15. Au total, sans qu'il soit besoin de prescrire une expertise, et bien que l'administration ne justifie pas avoir effectué les contrôles annuels auquel l'établissement devait en principe être soumis, il ne résulte d'aucune des circonstances mises en avant par l'association requérante que le " Cirque d'Europe " n'aurait pas respecté les conditions posées par l'arrêté du 15 juillet 2015 et les règles relatives à la détention des animaux. Le préfet n'a donc pas entaché sa décision d'illégalité en refusant de faire droit à la demande de l'association.
16. Il résulte de tout ce qui précède que l'association One Voice n'est pas fondée à soutenir que c'est à tort que le tribunal administratif de Marseille a rejeté sa demande.

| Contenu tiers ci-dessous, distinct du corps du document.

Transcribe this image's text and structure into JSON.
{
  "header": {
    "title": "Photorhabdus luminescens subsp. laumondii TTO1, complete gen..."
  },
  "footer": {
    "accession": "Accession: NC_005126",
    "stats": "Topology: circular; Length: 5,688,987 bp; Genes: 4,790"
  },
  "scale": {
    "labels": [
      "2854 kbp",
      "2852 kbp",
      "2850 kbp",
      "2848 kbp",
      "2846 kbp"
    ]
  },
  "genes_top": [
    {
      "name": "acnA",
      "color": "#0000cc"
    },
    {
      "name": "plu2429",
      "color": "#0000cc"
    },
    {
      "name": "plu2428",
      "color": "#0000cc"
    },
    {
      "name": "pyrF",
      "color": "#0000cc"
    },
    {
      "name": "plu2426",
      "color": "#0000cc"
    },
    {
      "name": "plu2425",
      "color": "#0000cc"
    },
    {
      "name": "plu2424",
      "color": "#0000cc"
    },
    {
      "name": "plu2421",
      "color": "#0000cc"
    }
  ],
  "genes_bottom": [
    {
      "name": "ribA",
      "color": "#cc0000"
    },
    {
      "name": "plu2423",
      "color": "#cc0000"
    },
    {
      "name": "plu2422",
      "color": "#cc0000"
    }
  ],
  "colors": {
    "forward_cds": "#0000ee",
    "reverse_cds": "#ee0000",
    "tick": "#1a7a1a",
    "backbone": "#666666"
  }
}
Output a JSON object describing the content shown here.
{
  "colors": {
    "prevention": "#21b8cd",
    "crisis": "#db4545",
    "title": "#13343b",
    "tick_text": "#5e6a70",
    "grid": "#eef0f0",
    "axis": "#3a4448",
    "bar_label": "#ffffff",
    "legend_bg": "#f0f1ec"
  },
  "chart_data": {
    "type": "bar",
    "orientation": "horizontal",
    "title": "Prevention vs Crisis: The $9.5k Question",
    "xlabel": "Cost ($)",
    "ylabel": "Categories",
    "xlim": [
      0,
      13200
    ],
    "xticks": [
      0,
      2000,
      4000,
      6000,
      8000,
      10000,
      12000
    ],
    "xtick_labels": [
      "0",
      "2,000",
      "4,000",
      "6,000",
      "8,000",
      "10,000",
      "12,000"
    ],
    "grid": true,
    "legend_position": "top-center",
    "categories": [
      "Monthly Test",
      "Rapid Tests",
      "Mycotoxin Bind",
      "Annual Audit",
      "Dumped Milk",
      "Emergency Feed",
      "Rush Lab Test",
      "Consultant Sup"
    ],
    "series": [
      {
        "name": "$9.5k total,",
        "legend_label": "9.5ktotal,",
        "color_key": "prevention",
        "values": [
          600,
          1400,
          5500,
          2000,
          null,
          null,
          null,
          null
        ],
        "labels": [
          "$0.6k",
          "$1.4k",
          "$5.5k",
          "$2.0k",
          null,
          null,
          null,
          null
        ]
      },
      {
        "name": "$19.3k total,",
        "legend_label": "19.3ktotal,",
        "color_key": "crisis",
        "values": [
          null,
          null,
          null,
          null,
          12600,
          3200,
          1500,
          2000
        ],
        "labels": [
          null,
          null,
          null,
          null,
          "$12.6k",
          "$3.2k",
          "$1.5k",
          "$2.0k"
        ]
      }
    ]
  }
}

Sur les frais liés au litige :
17. Les dispositions de l'article L. 761-1 du code de justice administrative font obstacle à ce que soit mise à la charge de l'Etat, qui n'est pas la partie perdante dans la présente instance, une quelconque somme au titre des frais exposés par l'association One Voice et non compris dans les dépens.
D É C I D E :
Article 1er : La requête de l'association One Voice est rejetée.
Article 2 : Le présent arrêt sera notifié à l'association One Voice, à la ministre de la transition écologique, au ministre de l'agriculture et de l'alimentation et à la société Cirque Europe.
Copie en sera adressée à la fédération des cirques de tradition et propriétaires d'animaux de spectacle.
Délibéré après l'audience du 26 mai 2021, où siégeaient :
- M. Bocquet, président,
- M. Merenne, premier conseiller,
- Mme B..., première conseillère.
Rendu public par mise à disposition au greffe le 7 juin 2021.